Probability of 4 balls in one of 80 bins after 26 throws This relates to a stock problem:
I have a product with 80 sizes, the stock level of each size is 3, I forecast 26 customers per week so what is the probability I will run out of stock of at least one size ie. have an order for at east 4 of at least one size.
From this I would like to be able to try various combinations of stock level and forecast customers.
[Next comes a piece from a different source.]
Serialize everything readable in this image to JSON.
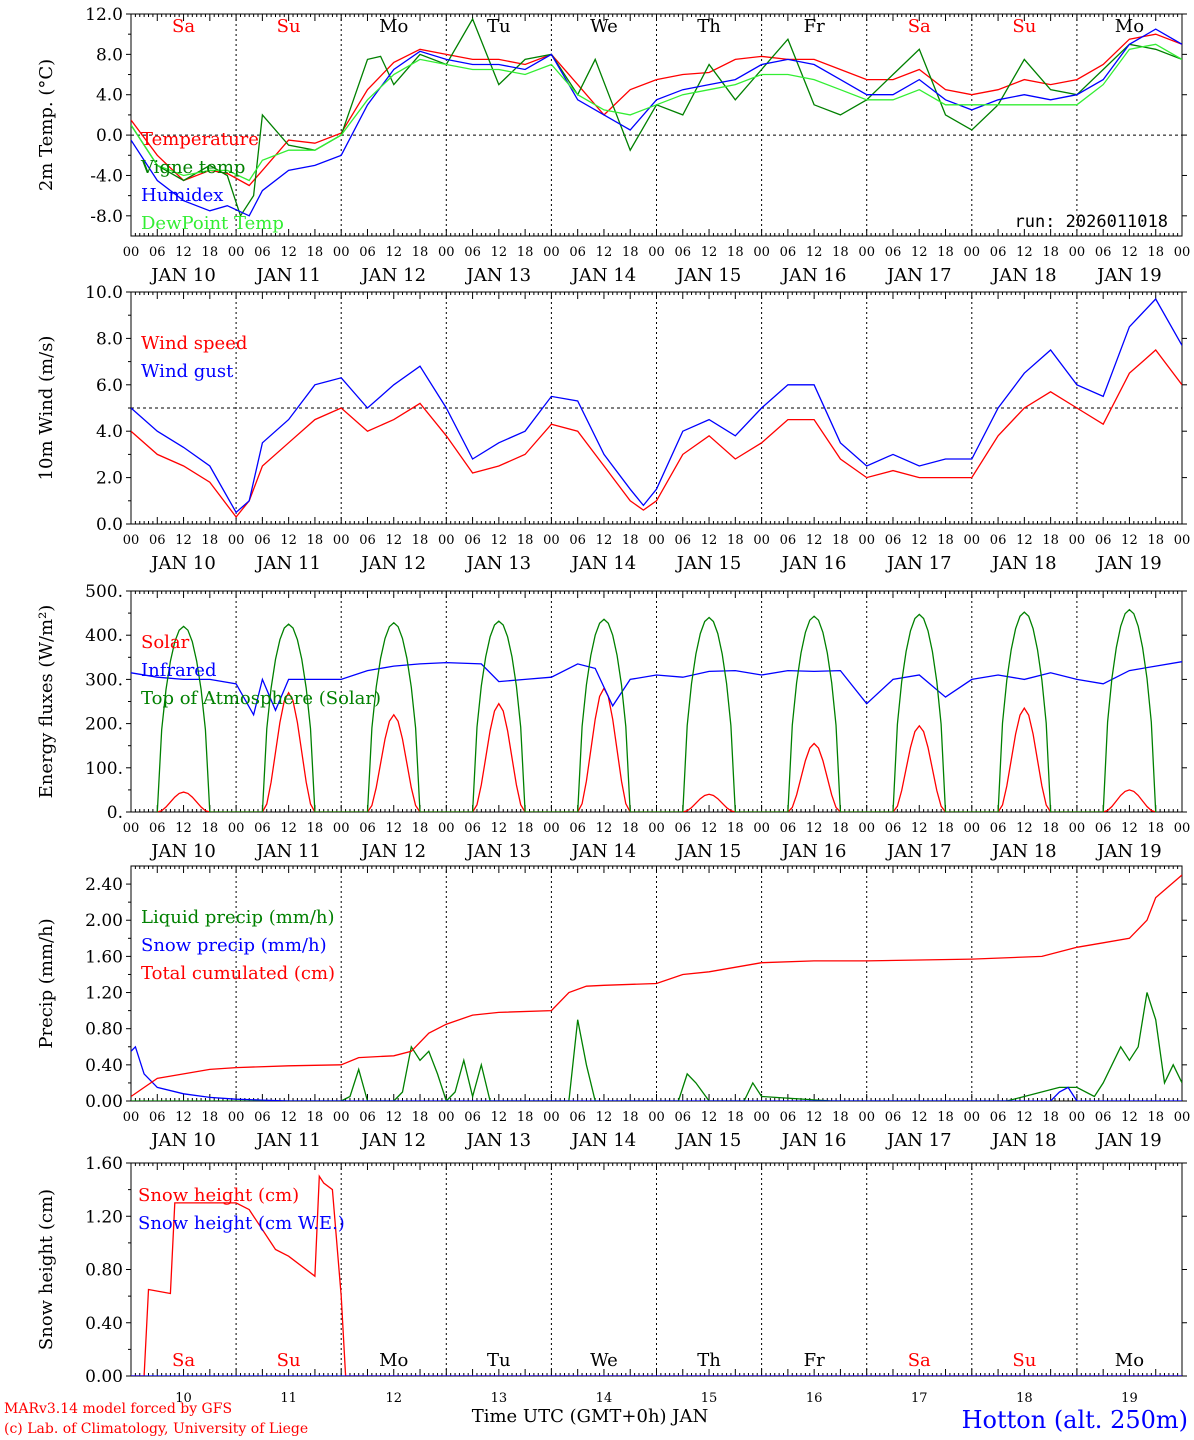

 A: For practical purposes, the probability that this happens for more than one size is so low that you can just take the expected number of sold-out sizes as an excellent approximation of the probability that at least one size is sold out. With $n=80$, $m=26$, $k=4$, this is
\begin{eqnarray*}
n\left(1-n^{-m}\sum_{j=0}^{k-1}\binom mj(n-1)^{m-j}\right)
&=&
80\left(1-\frac{79^{26}+26\cdot79^{25}+\binom{26}2\cdot79^{24}+\binom{26}3\cdot79^{23}}{80^{26}}\right)
\\
&\approx&
0.0234\;.
\end{eqnarray*}
If you want to know the exact probability, you can find it using inclusion–exclusion , but the calculation would be tedious since you'd have to sum over many possibilities for each of the sold-out sizes. Another way to find the exact probability would be to model this as a Markov chain, where the states would be characterized by the number of sizes that have $0$, $1$, $2$ and $3$ items left; the number of states would be the number $\binom{80+3}3=91881$ of ways to distribute the $80$ sizes over the $4$ stock values, so this could easily be modeled exactly on a computer.